Ontem, fiquei sabendo que você escreveu para a nossa grande amiga, que tínhamos em comum até quatro anos atrás. Foi aniversário dela; você se lembrou, eu não. Isso sempre acontecia. Você tinha a delicadeza de anotar e lembrar os aniversários de todos, comprava presentinhos e sempre nos enchia de carinho. Eu sempre esquecia o aniversário de todo mundo, nunca tive dinheiro pra comprar nada pra ninguém e o máximo que podia fazer era te levar, de carona no meu carro, algumas vezes você pagando um pouquinho de gasolina, até o lugar onde os nossos queridos, e eram tantos, estavam.
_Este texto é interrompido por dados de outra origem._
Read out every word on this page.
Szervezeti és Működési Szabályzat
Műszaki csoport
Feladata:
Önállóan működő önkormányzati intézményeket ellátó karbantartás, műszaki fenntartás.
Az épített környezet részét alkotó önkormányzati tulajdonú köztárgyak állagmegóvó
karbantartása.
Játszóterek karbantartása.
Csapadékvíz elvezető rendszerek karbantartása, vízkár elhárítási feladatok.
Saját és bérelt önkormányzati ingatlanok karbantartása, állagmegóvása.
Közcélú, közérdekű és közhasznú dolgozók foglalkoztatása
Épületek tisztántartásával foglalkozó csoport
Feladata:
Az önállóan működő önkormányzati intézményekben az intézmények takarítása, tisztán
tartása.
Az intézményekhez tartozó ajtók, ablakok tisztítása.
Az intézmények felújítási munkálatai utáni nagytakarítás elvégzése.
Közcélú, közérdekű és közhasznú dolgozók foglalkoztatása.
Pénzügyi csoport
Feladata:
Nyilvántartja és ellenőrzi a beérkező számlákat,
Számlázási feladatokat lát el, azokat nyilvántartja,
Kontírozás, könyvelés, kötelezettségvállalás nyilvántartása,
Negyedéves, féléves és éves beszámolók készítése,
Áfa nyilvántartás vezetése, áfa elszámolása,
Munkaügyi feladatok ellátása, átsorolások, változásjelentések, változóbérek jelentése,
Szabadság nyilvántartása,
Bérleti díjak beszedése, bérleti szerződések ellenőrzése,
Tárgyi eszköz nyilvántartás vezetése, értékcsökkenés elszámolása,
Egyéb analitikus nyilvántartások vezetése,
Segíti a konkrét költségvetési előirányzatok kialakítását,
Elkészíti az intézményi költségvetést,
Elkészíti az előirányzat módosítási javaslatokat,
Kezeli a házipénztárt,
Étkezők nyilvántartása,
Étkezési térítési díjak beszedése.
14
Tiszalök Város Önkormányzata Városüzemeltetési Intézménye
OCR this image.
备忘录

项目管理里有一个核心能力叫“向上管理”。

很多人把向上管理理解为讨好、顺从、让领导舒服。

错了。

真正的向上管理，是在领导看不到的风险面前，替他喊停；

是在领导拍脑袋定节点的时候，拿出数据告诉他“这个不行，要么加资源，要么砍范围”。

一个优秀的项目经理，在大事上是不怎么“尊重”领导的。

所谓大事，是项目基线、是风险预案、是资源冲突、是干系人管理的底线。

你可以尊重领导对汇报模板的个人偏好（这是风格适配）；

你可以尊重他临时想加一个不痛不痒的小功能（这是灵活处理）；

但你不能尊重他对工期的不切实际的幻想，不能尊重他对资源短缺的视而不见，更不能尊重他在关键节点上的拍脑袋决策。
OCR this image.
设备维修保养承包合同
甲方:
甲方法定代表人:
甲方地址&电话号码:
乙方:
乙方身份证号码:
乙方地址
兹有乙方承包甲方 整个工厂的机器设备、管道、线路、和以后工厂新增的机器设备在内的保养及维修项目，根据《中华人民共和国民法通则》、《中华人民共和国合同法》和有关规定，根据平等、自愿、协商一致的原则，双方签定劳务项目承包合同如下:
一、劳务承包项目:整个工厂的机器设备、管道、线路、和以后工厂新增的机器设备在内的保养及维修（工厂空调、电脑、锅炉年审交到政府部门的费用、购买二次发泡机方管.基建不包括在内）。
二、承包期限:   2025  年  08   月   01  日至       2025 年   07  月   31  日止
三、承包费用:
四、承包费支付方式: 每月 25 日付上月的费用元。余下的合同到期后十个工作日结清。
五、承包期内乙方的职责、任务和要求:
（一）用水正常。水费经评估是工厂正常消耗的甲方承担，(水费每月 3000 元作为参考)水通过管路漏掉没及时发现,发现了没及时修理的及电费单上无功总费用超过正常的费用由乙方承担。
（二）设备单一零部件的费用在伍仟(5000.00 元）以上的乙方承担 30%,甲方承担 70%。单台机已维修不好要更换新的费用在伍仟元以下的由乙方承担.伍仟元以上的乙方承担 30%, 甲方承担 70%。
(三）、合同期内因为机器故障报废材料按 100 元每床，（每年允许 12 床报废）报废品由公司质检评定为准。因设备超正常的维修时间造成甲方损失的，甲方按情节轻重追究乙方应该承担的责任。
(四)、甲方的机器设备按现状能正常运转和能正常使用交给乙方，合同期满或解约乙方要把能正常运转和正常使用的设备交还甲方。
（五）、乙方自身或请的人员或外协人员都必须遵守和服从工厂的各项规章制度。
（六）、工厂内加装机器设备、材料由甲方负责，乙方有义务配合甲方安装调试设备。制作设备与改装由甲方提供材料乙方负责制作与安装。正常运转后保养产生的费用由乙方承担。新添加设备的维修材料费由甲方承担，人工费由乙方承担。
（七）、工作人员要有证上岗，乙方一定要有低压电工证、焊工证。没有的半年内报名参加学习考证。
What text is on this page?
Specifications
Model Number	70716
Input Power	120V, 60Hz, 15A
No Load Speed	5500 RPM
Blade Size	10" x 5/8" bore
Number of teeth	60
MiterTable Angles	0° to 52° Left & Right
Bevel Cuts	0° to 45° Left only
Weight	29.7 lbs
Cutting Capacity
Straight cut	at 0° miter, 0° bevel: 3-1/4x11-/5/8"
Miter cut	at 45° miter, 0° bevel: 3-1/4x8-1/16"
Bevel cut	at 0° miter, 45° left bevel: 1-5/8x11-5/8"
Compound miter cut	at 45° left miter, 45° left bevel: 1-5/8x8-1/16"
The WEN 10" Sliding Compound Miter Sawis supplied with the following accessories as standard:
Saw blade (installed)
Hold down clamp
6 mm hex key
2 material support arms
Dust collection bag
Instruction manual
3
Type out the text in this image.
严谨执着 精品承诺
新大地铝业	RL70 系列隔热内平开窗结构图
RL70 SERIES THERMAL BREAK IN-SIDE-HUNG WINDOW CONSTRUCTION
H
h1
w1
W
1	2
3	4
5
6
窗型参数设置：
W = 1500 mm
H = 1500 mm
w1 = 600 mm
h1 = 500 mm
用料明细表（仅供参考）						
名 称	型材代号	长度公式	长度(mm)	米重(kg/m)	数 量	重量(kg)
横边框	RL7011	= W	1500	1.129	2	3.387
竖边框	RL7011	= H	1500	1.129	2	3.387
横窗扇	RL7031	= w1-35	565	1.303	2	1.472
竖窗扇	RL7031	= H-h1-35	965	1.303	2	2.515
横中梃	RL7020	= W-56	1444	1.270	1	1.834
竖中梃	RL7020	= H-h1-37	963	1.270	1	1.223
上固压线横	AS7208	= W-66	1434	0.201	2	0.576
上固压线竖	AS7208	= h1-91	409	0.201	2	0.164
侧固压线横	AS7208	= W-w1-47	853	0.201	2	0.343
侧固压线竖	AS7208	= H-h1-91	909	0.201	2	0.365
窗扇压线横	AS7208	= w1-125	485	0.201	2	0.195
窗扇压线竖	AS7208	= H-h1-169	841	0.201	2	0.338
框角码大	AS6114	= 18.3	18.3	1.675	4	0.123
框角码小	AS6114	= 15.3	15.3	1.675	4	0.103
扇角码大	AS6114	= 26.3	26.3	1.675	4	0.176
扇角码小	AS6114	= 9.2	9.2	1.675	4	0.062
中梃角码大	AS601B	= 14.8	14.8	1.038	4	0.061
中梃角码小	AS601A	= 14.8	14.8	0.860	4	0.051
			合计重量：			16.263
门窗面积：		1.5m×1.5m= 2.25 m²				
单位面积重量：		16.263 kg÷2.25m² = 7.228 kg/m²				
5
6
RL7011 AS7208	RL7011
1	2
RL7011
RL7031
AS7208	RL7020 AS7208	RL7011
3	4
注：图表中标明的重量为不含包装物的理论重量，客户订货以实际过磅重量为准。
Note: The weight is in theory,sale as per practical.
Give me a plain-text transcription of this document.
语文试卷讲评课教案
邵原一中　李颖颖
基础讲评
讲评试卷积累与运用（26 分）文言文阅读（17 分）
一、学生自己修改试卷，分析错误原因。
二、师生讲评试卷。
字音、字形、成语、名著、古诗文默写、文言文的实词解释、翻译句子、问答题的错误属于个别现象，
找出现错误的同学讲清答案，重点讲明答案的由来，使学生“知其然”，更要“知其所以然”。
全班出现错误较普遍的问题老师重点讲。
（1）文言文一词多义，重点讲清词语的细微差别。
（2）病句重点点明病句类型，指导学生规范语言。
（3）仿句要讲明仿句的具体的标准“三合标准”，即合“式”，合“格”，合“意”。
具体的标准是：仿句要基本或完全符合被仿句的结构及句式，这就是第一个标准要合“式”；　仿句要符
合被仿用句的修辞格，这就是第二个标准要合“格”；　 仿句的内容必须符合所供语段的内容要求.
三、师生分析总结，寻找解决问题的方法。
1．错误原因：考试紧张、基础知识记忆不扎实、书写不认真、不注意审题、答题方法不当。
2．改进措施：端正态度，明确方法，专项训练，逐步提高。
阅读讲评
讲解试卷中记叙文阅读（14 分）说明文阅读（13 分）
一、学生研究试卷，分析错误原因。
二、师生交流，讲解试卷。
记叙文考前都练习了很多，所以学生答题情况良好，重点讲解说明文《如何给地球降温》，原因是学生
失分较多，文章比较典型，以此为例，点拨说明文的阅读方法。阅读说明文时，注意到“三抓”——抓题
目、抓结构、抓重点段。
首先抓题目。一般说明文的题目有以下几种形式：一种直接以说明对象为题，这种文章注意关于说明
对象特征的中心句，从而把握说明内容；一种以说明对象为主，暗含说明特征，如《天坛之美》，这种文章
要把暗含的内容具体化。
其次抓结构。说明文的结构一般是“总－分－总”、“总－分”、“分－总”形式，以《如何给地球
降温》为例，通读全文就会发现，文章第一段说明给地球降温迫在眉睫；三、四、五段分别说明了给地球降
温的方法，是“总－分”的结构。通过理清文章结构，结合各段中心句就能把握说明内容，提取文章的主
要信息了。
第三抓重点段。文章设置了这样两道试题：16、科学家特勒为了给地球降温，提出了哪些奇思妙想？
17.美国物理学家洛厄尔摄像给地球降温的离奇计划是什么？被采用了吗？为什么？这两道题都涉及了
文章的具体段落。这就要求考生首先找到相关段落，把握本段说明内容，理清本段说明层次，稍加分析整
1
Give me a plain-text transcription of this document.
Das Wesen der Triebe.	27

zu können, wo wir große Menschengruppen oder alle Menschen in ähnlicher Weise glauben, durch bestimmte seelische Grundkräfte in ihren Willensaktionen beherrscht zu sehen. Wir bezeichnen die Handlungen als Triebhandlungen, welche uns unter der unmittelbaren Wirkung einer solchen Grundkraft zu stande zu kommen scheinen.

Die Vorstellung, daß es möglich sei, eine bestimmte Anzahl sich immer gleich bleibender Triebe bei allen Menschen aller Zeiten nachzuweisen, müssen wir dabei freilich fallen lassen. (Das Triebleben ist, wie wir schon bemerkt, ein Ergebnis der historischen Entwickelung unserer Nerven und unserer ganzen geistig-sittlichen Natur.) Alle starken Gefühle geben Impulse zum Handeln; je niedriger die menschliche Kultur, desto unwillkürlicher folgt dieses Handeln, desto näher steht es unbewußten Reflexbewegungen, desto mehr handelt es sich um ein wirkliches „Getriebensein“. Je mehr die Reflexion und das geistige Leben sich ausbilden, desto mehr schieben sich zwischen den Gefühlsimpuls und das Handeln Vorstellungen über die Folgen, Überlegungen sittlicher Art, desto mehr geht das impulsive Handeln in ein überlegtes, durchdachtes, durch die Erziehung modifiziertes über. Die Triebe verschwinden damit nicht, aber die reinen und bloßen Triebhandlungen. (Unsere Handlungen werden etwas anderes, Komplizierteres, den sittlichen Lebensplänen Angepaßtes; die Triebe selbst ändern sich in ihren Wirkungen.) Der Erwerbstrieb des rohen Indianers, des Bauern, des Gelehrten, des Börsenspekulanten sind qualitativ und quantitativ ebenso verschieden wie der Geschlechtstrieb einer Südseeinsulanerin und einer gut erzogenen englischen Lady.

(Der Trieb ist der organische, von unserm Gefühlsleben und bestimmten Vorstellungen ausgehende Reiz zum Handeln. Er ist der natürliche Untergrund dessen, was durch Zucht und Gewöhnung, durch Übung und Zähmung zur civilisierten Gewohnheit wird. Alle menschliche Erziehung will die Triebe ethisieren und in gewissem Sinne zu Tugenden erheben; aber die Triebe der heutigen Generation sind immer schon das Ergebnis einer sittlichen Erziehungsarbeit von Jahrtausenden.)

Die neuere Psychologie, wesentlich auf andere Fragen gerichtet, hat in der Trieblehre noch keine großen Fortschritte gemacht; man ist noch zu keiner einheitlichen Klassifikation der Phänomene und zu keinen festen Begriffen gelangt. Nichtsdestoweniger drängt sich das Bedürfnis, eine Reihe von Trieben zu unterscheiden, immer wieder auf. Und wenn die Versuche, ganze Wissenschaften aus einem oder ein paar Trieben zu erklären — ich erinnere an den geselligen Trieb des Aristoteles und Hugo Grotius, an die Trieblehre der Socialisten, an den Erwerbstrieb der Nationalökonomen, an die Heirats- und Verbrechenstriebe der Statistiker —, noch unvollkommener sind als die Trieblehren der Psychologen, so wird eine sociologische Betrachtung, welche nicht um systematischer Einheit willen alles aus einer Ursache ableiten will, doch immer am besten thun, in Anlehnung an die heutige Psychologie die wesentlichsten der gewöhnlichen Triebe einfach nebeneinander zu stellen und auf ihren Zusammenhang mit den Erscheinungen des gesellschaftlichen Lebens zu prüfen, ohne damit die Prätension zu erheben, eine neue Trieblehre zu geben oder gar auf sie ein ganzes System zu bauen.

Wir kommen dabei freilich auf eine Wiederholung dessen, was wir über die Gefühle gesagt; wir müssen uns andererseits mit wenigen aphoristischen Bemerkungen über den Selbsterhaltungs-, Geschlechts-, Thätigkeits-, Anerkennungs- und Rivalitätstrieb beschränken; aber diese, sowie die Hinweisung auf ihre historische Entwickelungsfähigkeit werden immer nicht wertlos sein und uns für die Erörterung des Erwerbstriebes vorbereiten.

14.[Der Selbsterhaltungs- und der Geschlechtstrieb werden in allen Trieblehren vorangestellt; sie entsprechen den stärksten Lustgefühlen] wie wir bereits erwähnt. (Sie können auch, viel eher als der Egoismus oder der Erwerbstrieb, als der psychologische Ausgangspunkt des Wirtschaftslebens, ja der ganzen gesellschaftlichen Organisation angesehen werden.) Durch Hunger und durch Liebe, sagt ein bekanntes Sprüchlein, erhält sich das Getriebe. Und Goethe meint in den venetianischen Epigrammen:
Ela leu sua mensagem num misto de surpresa, alegria, tristeza, mágoa e decepção. Demorou quatro anos, e você escreveu. Confesso que fiquei envergonhada, triste, com raiva, magoada... mas não surpresa. Você gostava da nossa amiga. Eu sei que você amava muito todos. Mas não eu.
O ponto doloroso de tudo- e sempre tem um ponto muito doloroso em tudo- é que eu estava felicíssima em tê-la como amiga, mas isso não era recíproco. Você tinha os nossos outros amigos, tinha sua família, sua grana, suas coisas. Você se cuidava, você tinha uma vida normal, e eu te admirava em cada coisinha que você fazia... tantas vezes pensei que você era a filha que minha mãe sempre quis ter: era equilibrada, ajuizada, um pouco menina demais, mas sempre muito decidida em se cuidar, com os melhores cosméticos, a melhor alimentação e uma dedicação ponderada, um tanto quanto irônica, aos estudos. Eu ficava como a irmã mais velha, pentelha, tosca, que tirava sarro de você por gostar tanto da sua presença que é isso que os irmãos mais velhos fazem: beliscam, mostram a língua quando a mãe não está olhando, enfim, azucrinam.
Eu era a doida, a perdida, a dramática, a que vivia no vermelho, batia o carro toda semana e falava coisas loucas e sem sentido. Eu era a gordinha, a meio baranga e brega, a que não sabia lhufas de francês, a que não ia nos melhores restaurantes, a que comprava roupa na C&A e achava o máximo, a que não ia passar o Reveillon em Paris e a que ainda por cima fazia análise. Eu ia na análise, e segundo as minhas amigas, que você conheceu melhor do que eu, não adiantava nada, porque eu continuava sendo completamente maluca, não conseguia ter rotina pra nada e só me metia em roubadas sentimentais.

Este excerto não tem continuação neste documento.